Elini sıktım ve yanıtladım:
"Ada."
Gülümsediğinde dudaklarının ne kadar müthiş olduğunu fark ettim. Onları izleme işini sürdürmeyi düşünüyordum, ta ki: Berk tanışmak için elini uzatana kadar.
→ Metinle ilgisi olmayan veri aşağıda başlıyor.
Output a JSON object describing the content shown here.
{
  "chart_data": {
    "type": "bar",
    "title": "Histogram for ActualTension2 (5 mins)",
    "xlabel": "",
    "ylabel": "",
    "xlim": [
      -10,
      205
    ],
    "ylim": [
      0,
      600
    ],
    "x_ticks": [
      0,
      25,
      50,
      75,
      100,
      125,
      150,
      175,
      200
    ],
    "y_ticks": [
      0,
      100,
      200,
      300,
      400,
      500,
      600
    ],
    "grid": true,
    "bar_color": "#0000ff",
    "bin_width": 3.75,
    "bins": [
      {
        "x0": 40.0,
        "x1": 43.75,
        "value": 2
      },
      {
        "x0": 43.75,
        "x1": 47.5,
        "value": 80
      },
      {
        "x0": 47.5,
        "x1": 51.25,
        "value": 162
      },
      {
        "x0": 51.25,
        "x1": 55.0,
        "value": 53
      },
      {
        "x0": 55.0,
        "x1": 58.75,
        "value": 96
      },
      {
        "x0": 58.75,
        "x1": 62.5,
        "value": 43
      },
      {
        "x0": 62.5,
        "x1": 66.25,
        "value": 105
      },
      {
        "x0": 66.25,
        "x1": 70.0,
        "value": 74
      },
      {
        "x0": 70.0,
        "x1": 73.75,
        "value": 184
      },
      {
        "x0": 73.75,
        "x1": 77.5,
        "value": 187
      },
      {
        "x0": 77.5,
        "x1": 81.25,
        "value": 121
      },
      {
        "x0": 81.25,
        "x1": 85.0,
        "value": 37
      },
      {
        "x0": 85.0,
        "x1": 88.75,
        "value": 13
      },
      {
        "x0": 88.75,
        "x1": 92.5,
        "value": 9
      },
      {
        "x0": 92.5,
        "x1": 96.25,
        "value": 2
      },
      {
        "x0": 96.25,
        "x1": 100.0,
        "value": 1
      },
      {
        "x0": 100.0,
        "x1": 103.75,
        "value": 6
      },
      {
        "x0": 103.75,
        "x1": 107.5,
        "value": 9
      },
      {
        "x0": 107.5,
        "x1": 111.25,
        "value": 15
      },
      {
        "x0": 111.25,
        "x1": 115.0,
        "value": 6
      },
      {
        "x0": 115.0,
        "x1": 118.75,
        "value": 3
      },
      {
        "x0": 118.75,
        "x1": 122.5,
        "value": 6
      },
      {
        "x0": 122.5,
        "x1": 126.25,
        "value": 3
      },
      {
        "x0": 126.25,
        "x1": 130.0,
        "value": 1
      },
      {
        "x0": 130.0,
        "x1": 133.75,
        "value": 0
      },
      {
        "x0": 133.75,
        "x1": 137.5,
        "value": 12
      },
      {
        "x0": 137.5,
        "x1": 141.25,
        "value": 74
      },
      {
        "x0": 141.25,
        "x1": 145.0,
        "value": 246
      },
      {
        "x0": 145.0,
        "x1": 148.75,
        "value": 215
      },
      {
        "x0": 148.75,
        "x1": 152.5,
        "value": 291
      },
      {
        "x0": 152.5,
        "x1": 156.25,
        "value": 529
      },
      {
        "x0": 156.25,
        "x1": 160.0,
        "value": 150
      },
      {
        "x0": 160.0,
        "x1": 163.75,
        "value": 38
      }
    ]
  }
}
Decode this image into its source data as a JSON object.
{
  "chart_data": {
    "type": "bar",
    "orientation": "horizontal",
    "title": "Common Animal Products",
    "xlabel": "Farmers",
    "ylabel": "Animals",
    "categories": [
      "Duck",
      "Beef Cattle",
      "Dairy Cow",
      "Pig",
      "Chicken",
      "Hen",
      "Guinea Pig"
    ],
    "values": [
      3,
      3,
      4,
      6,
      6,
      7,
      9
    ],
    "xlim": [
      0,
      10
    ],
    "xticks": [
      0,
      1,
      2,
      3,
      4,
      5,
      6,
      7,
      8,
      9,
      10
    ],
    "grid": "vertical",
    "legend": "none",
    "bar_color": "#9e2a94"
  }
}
Gülümsedim ve Berk'in elini sıktım.
"Hadi çocuklar sıraya."
Törenin başladığını belirten müdür yardımcısının sesiyle irkildim.
"Hangi sınıftasınız?"
"11-A, ya siz?"
"Ben 11-B'deyim."
Berk dudaklarını bükerek Selen'in sorusunu yanıtladı.
"Ben A'dayım! Tanıdık birilerini görmek iyi oldu."
Bana baktı ve gülümsedi. Yanaklarımın kızarmasını aldırmadan ona karşılık verdim. Biri beni kurtarabilir miydi? Çünkü bu çocuk gerçekten müthiş bir gülüşe sahip.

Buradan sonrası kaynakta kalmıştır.